Abstract
A conceptualization of consumer commitment and enduring involvement life cycles is presented and preliminary steps toward operationalization are taken to explore this phenomenon of consumer evolution. Learning/socialization, variety drive, and cognitive dissonance theories are offered as tentative explanations to account for movement along the two life cycles. Likert-type summated rating scales were developed to measure consumer commitment to and enduring involvement with bowling over a one-year period. Both scales were found to be valid and reliable. Mail questionnaires collected data from 666 respondents who reported bowling activity during the twelve-month period ending July/August, 1985. Two national sampling frames included both subscribers to a well-known, prestigious bowling magazine--Bowlers Journal--and the general public. Various measures of association found several behavioral, classificational and attitudinal independent variables to be strongly associated with level of commitment and enduring involvement, but only weakly related to the amount of change in commitment and enduring involvement.

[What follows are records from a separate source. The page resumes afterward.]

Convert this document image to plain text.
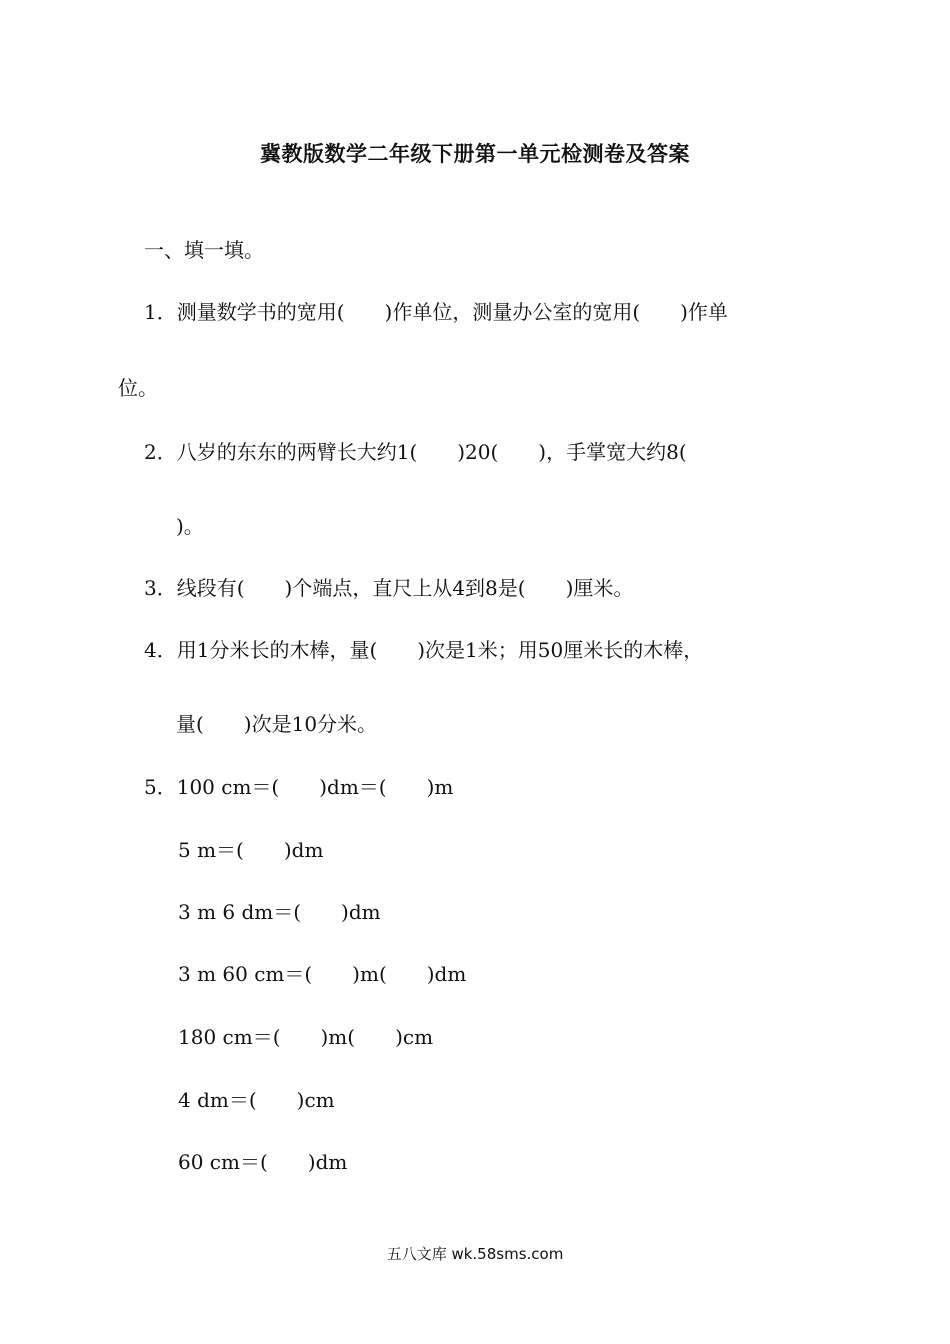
冀教版数学二年级下册第一单元检测卷及答案
一、填一填。
1．测量数学书的宽用(　　)作单位，测量办公室的宽用(　　)作单
位。
2．八岁的东东的两臂长大约1(　　)20(　　)，手掌宽大约8(
)。
3．线段有(　　)个端点，直尺上从4到8是(　　)厘米。
4．用1分米长的木棒，量(　　)次是1米；用50厘米长的木棒，
量(　　)次是10分米。
5．100 cm＝(　　)dm＝(　　)m
5 m＝(　　)dm
3 m 6 dm＝(　　)dm
3 m 60 cm＝(　　)m(　　)dm
180 cm＝(　　)m(　　)cm
4 dm＝(　　)cm
60 cm＝(　　)dm
五八文库 wk.58sms.com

Although there are conceptual shades of difference between commitment and enduring involvement, canonical analysis found the two constructs to be inseparably intertwined. Logistic regression provided some support for the contention that distinctly different attitudinal, behavioral, and classificational independent variables are associated with each stage in the commitment and enduring involvement life cycles. Related-activity diversification, skill, recent skill development, number of outlets partronized, consumption rate, product-related expenditures, and stage in the family life cycle were among the most significant independent variables.
Martin, Charles Landrum (1986). A preliminary investigation of consumer commitment and enduring involvement life cycles. Texas A&M University. Texas A&M University. Libraries. Available electronically from
https : / /hdl .handle .net /1969 .1 /DISSERTATIONS -14912.